In principle, it is permissible for the sole shareholder-director of a GmbH to compete with his/her GmbH. Certain limits are set by the prohibition of return of contributions.
A GmbH (limited liability company) had sought to acquire a property and had also already carried out due diligence. In the end, however, the sole shareholder and managing director of the GmbH bought the real estate for himself.
In its decision 6 Ob 71/21s, the Supreme Court had to assess whether the sole shareholder and managing director had violated the prohibition of competition for managing directors under the law on limited liability companies or – due to the appropriation of a corporate opportunity of the limited liability company – the prohibition of return of capital contributions.
The Supreme Court came to the following conclusions:
- Managing directors are generally prohibited from doing business in the GmbH's business branches for their own account or for the account of third parties without the consent of the GmbH. Furthermore, they may not participate in a company of the same business sector as personally liable partners or hold a position on the management board or supervisory board or as managing director.
- However, a deviating authorisation by resolution of the shareholders of the GmbH is always possible and can also be granted tacitly.
- The managing sole shareholder of a GmbH is not subject to the prohibition to compete because in such a case there is no company interest, that deviates from the interests of the sole shareholder-managing director, which were to be protected. Furthermore, tacit consent to the activity can also be assumed.
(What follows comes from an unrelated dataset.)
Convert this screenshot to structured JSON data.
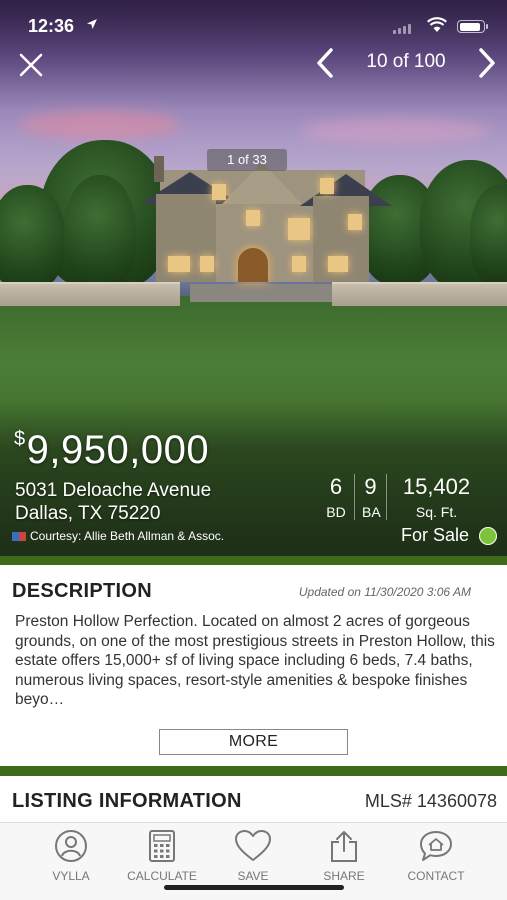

- As a result, the GmbH-law prohibition of competition does not apply to sole shareholder-directors, even if – as in the present case – 50% of the shares were held for a trustor and the trust agreement contains a prohibition of competition. This prohibition in the trust agreement does not affect the company.
- The (gratuitous) transfer of corporate opportunities may violate the prohibition of return of contributions, but only if the corporate opportunity already has a market value. The mere incurring of frustrated expenses (e.g. due diligence costs) by the GmbH is not sufficient to assume a market value.